Issue is solar is not viable and never will be

The real issue is that solar is not viable and never will be.  The sooner we stop wasting the country's wealth subsidising it the better.

Price (feed-in tariff) or quantity (MRET)?

Feed-in tariff has the benefit of letting the project proponent do all the thinking and planning, and allows for optimal outcomes through unanticipated technological improvements (serendipity).  

 

ie feed-in tariff is the evolutionary mechanism, MRET is the centralised planning (sclerotic) mechanism.

Need to focus on revenue and market gaps

Two points made in this article - that funding mechanisms based on output (and, better yet, time-of-day value of output) make a great deal of economic sense for Government and for solar project developers, and that large scale Government grant programs rarely deliver projected results - are well made and important.  

However the major issue, and the real constraint affecting the Solar Flagships projects, is the absence from Australia's electricity markets of mechanisms providing long-term revenue security against which project finance can be raised.  There is no functioning power purchase agreement market in Australia, the LRET (for reasons of historic oversupply of RECs) is not functioning to support new projects, and there are no incentives or mechanisms to encourage energy financial market innovation to fill the gaps.  

The 'bold prediction' of the article's author is unhelpful and narrow. The CEFC can and must address revenue-side issues; the mechanisms needed (such as contracts for difference, options and swaptions) are familiar financial products in energy, debt and commodities markets that would fit well in the CEFC's investment portfolio.  They would support and build on energy market capacity and accelerate pull-through of private sector innovation in energy markets and investment in clean energy .  

If the CEFC does not address the market failures thwarting access to reliable revenue streams for clean energy projects, no amount of grant funds, equity investment or improved tender processes will matter, because projects will still be unable to secure a revenue stream against which finance can be raised.

 

Need to focus on revenue and market gaps

Duplicated text omitted

 

Learning from mistakes of Solar Flagships

Too negative ... for as long as renewables cannot compete on level terms with existing and planned non-renewable generation whether the reason is market structure favouring the status quo, hidden subsidies or technology maturity ... Government will have to shift the risk profile of renewable projects by making pre-construction commitments otherwise nothing will be built ... the trick is to craft these commitments to retain to competitve tension until after final invesment decsions are made i.e. just before construction starts not after operations commence which for most project proponents would present an unacceptable regulatory risk.

Leave it to the Private Sector

Governments and their instrumentalities cannot organise a booze-up in a brewery let alone strategic solar projects.
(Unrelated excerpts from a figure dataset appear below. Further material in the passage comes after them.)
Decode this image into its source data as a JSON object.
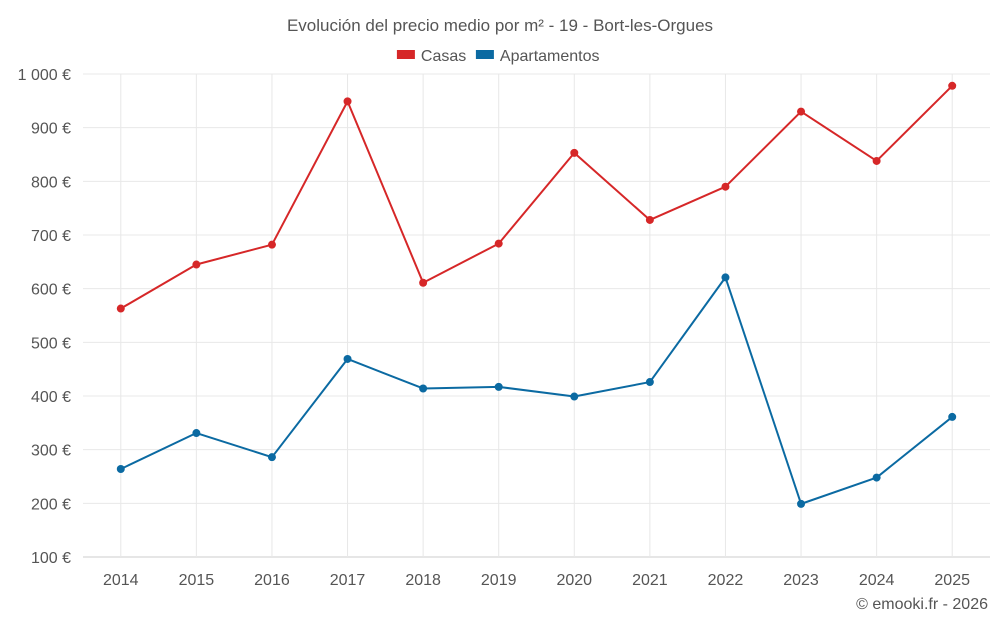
{
  "chart_data": {
    "type": "line",
    "title": "Evolución del precio medio por m² - 19 - Bort-les-Orgues",
    "xlabel": "",
    "ylabel": "",
    "categories": [
      "2014",
      "2015",
      "2016",
      "2017",
      "2018",
      "2019",
      "2020",
      "2021",
      "2022",
      "2023",
      "2024",
      "2025"
    ],
    "ylim": [
      100,
      1000
    ],
    "yticks": [
      100,
      200,
      300,
      400,
      500,
      600,
      700,
      800,
      900,
      1000
    ],
    "ytick_labels": [
      "100 €",
      "200 €",
      "300 €",
      "400 €",
      "500 €",
      "600 €",
      "700 €",
      "800 €",
      "900 €",
      "1 000 €"
    ],
    "grid": true,
    "legend_position": "top-center",
    "series": [
      {
        "name": "Casas",
        "color": "#d62728",
        "values": [
          563,
          645,
          682,
          949,
          611,
          684,
          853,
          728,
          790,
          930,
          838,
          978
        ]
      },
      {
        "name": "Apartamentos",
        "color": "#0b6aa2",
        "values": [
          264,
          331,
          286,
          469,
          414,
          417,
          399,
          426,
          621,
          199,
          248,
          361
        ]
      }
    ]
  },
  "footer": {
    "credit": "© emooki.fr - 2026"
  },
  "colors": {
    "grid": "#e8e8e8",
    "axis": "#cccccc",
    "text": "#555555"
  }
}
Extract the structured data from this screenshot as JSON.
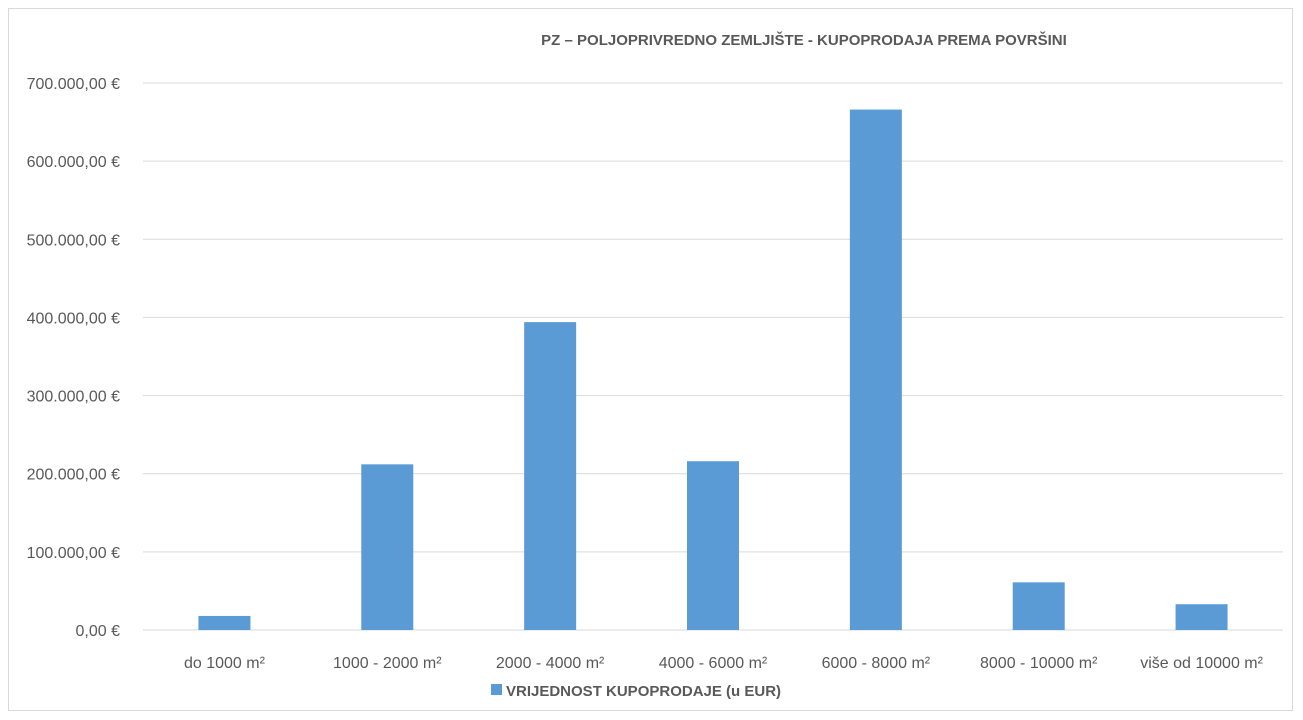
{
  "chart_data": {
    "type": "bar",
    "title": "PZ – POLJOPRIVREDNO ZEMLJIŠTE - KUPOPRODAJA PREMA POVRŠINI",
    "categories": [
      "do 1000 m²",
      "1000 - 2000 m²",
      "2000 - 4000 m²",
      "4000 - 6000 m²",
      "6000 - 8000 m²",
      "8000 - 10000 m²",
      "više od 10000 m²"
    ],
    "series": [
      {
        "name": "VRIJEDNOST KUPOPRODAJE (u EUR)",
        "values": [
          18000,
          212000,
          394000,
          216000,
          666000,
          61000,
          33000
        ],
        "color": "#5b9bd5"
      }
    ],
    "ylim": [
      0,
      700000
    ],
    "yticks": [
      0,
      100000,
      200000,
      300000,
      400000,
      500000,
      600000,
      700000
    ],
    "ytick_labels": [
      "0,00 €",
      "100.000,00 €",
      "200.000,00 €",
      "300.000,00 €",
      "400.000,00 €",
      "500.000,00 €",
      "600.000,00 €",
      "700.000,00 €"
    ],
    "grid": true,
    "legend": "bottom",
    "colors": {
      "bar": "#5b9bd5",
      "grid": "#d9d9d9",
      "text": "#595959"
    }
  }
}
The role of givernments should be to set sensible, secure long-term feed-in tariffs for all renewables and then let the private sector bring projects to the market. I can see hundreds of millions if not billions being wasted on reports, consultants and administration if the government continues on its current path.

Agree on CEFC projection however disagree on Germany

Tristan,

The German Feed-in-Tariff has been progressively rejigged to make sure support is removed as the cost of technology and deployment comes down.  The German Feed-in-Tariff has not suffered boom bust.  They got 7,500MW deployed and target was 3,500.  There is an expectation that support will keep getting reeled in until they're back on target.  It looks like the new iteration of the legislation is to have the regression at 2% per month or 24% a year.
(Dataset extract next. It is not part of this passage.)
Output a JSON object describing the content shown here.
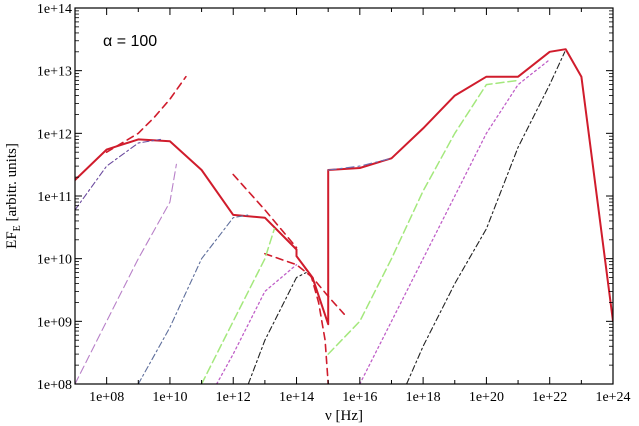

This is a pure success.  Showing that a policy framework can get a technology weened off incentive measures so fast.

Please show me an example of a better scheme.

With RET the price of projects is expected to rise not fall as we get closer to the 20% target.  This is not the case with German style Feed-in-Tariffs which always lower their support level.

Re link to Learning the Hard Way

Need to take of "%20" to this link and it will work.